Recognizing a failure when it saw one, the federal government eventually endorsed community-based programs over mass, life-long institutionalization.  Today, people with I/DD can live in a home in the community just like yours and mine with qualified staff to provide care.  People have jobs, visit friends, and come and go as they choose.  Not only has community living improved their quality of life, the cost to taxpayers is about half of that of lifelong institutionalization.  For this reason, most states have closed their institutions for people with I/DD for good. 

But not Washington.  Our state’s four institutions, now known as “Residential Habilitation Centers” (RHC), still house about 800 people.  Some vocal parents and members of the Service Employees International Union (SEIU) are working hard to keep these facilities open—in spite of hundreds of quality-of-care violations in recent years.  In fact, some are calling for greater investment in these facilities.  DDA’s 2019-21 draft budget calls for channeling $40 million from community-based services to the state’s RHCs.  Forty million dollars.       

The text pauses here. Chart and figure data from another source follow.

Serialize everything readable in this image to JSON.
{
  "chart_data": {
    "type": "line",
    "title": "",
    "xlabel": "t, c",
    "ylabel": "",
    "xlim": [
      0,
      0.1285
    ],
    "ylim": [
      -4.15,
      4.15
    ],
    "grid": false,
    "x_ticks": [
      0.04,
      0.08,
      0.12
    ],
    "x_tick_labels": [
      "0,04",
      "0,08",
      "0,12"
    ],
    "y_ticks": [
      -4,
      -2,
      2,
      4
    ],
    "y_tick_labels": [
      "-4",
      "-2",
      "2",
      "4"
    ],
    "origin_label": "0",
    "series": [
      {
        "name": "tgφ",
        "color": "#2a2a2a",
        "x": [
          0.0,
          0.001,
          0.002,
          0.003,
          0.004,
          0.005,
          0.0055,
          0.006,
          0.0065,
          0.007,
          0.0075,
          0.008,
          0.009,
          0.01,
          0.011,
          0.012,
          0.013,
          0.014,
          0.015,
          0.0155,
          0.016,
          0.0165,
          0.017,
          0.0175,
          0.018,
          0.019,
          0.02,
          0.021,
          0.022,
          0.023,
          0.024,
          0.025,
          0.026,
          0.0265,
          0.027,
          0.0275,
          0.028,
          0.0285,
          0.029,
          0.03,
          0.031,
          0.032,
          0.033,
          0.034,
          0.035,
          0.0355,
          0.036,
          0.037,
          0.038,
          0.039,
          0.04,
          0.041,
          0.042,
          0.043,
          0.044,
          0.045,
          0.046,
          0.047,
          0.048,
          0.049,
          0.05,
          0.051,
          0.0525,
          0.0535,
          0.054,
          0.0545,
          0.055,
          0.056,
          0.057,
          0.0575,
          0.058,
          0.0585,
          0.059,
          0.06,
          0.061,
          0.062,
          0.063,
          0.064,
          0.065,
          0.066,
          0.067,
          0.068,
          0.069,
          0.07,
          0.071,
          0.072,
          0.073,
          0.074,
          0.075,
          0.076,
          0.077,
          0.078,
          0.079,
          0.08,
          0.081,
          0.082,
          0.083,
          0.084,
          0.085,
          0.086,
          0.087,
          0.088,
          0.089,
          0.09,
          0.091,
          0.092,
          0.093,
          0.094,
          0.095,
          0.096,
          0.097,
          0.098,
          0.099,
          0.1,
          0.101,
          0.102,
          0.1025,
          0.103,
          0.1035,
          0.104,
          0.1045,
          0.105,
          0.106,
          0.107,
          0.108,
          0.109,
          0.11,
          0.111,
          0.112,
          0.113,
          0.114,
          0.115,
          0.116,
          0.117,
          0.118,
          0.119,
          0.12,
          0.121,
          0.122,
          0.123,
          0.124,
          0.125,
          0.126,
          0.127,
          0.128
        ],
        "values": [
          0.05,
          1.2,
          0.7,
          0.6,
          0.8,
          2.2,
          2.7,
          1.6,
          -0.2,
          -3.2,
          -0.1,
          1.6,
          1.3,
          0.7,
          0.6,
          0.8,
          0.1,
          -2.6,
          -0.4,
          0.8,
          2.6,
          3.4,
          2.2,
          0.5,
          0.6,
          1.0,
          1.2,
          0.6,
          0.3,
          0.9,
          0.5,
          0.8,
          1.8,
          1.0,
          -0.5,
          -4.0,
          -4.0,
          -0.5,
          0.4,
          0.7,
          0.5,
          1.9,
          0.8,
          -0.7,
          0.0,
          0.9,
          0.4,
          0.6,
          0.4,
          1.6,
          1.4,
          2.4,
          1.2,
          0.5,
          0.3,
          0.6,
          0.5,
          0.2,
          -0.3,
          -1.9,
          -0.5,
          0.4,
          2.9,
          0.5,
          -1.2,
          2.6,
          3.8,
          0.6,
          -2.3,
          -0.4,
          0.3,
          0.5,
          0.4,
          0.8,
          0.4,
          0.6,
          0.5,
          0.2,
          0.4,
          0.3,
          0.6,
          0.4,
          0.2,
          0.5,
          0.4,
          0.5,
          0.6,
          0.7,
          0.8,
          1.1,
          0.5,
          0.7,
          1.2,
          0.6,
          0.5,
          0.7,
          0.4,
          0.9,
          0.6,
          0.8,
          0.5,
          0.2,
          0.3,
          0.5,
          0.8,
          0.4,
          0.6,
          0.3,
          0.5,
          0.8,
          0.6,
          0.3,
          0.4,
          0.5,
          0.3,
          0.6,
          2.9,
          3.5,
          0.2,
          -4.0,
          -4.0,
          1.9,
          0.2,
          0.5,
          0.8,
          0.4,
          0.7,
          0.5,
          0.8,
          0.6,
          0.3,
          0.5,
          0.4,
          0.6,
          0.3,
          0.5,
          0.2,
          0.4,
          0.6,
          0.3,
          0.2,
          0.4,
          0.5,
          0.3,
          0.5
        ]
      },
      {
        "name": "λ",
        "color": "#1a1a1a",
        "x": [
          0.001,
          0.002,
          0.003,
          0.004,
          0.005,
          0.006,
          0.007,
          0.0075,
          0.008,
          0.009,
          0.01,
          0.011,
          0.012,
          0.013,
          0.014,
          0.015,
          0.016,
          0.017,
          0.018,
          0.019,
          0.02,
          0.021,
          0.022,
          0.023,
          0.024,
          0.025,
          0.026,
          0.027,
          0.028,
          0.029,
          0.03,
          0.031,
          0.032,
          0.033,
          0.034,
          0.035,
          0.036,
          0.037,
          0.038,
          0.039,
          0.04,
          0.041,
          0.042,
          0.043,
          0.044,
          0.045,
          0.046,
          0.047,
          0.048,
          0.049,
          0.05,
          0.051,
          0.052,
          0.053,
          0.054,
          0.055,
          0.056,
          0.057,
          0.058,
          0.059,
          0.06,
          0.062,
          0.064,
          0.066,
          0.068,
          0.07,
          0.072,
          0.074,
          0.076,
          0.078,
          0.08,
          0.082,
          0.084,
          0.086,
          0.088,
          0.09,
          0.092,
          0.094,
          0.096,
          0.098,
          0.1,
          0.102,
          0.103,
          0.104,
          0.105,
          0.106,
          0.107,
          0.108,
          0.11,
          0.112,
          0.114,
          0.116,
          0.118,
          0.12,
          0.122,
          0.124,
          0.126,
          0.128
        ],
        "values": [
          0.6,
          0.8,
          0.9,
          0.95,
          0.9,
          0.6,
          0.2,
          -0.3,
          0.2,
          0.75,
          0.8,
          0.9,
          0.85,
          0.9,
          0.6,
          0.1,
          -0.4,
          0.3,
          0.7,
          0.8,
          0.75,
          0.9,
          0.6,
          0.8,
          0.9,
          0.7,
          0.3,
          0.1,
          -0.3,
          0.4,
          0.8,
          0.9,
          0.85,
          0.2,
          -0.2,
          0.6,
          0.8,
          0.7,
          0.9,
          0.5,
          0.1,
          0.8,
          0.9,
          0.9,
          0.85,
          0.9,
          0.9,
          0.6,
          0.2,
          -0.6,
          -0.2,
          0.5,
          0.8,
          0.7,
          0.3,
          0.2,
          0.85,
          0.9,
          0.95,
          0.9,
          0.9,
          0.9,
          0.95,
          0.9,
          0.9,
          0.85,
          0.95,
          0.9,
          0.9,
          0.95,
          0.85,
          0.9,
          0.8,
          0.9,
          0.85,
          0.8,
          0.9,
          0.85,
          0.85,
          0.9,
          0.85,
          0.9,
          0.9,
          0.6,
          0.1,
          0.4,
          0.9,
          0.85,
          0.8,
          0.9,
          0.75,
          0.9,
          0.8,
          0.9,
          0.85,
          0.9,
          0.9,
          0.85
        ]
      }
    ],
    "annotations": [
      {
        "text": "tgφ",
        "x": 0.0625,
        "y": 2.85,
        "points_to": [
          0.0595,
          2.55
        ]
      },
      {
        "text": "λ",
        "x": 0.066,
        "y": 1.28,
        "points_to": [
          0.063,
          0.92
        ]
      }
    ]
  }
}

For Washington parents who want their adult children to live as valued members of their communities this proposal should be alarming.  Why?  Because it means we’re moving backwards.  It means we haven’t learned the single most important lesson of the past—that mass incarceration of people with I/DD invariably leads to the absolution of their rights to live how and where they want, to have choice in their daily routine, and simply to matter to the rest of the world.  

For the 45,000 parents of the Silver Tsunami, this regression should be terrifying.  They’ve spent their lives providing a safe and happy life for their son or daughter with I/DD.  But when whey find that they cannot do it anymore—because of Washington’s lukewarm commitment to people with I/DD and because of the crisis this malfeasance will create—the only solution might be a big brick building on the outskirts of town, far from home, far from family, and far from the hearts of community.  And that is the exact opposite of what they wanted for their loved one.    

Maybe that will be okay.  Maybe the faults inherent to lifelong institutionalization will not reappear and people will enjoy healthy, happy lives way out there.  Maybe.   

If we as parents are reassured by that maybe, then we should keep quiet.  We should hope that someone else calls their state legislator to ask why Washington is investing $40 million into a model of care that is inherently defective.  We should trust that someone else will send an e-mail calling for a more robust investment in community-based supports for people with I/DD.  We should say, in a personal meeting with a legislator, that Washington’s 18th percentile for state investment is perfectly fine—even though we have the means and will to do better.  We should ignore the fact that in the next 10 years a crisis of unprecedented proportions will descend upon our support systems for people with I/DD.  And—most importantly—we should pretend with all our hearts that the most likely solution to that crisis will not be a wholesale reanimation of the nightmares of our past.

For those of us who are not reassured by that maybe, Washington’s legislative session begins January 14.  You know what to do.